Constance Emerson “Connie” Crooker, 68, author of Melanoma Mama and co-author of Doc Jackson’s Letters Home: A Combat Medic’s 1968 Letters from Vietnam, died Friday morning, April 10, 2015 at her home.

Connie Crooker

Born July 23, 1946 in Portland, Maine, the daughter of the late Rev. Charles W. Crooker and Elizabeth (MacGregor) Crooker Bates. She received her B.A. from Reed College and her J.D. from Lewis and Clark Law School.

She established a criminal defense practice focusing on the Hispanic community and led efforts in Oregon to professionalize the use of interpreters in the courts. Connie also was the first woman in Oregon to contract with the state to run a Public Defenders office, serving the community of Tillamook for many years.

Upon her retirement Connie avidly pursued her wide array of interests, including skiing, hiking, camping, dancing, singing and playing the guitar. Connie also relished foreign travel and languages. One of her passions was writing and she wrote and published several books including, Melanoma Mama in which she shares her experiences on a cross-country, solo tent camping trip to celebrate her unexpected reprieve from ongoing cancer treatments and Doc Jackson’s Letters Home: A Combat Medic’s 1968 Letters from Vietnam which releases on April 30, 2015, the 40th anniversary of the end of the Vietnam “conflict.”
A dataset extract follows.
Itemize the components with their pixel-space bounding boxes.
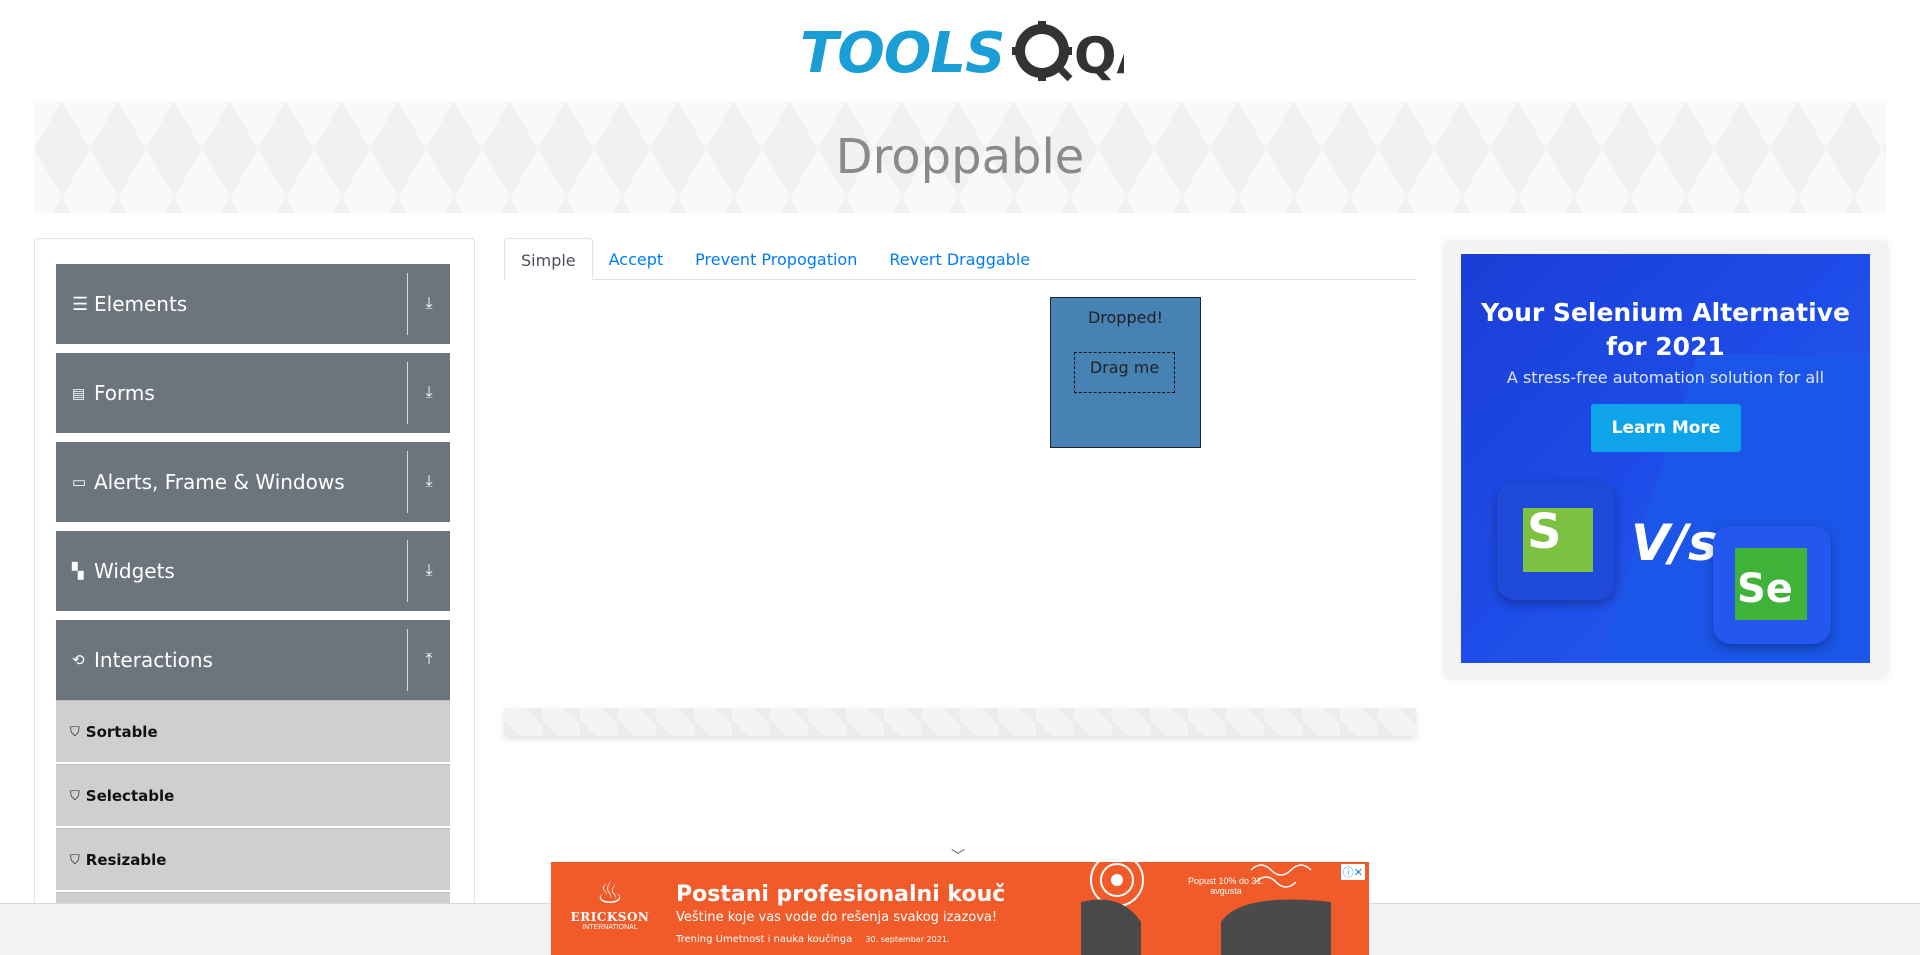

Survivors include her three siblings and their spouses, Carol and Deane Farnsworth, of Venice, Florida; Charles and Adrian Crooker, of Stoughton, Massachusetts and Catherine Crooker and Griff O’Brien, of Hillsboro, Oregon, and numerous nieces and nephews.

The family suggests that remembrances may be contributions to Melanoma Cancer Research, Providence Portland Medical Foundation, 4805 NE Glisan Street, Portland, Oregon 97213, or to Reed College at reed.edu.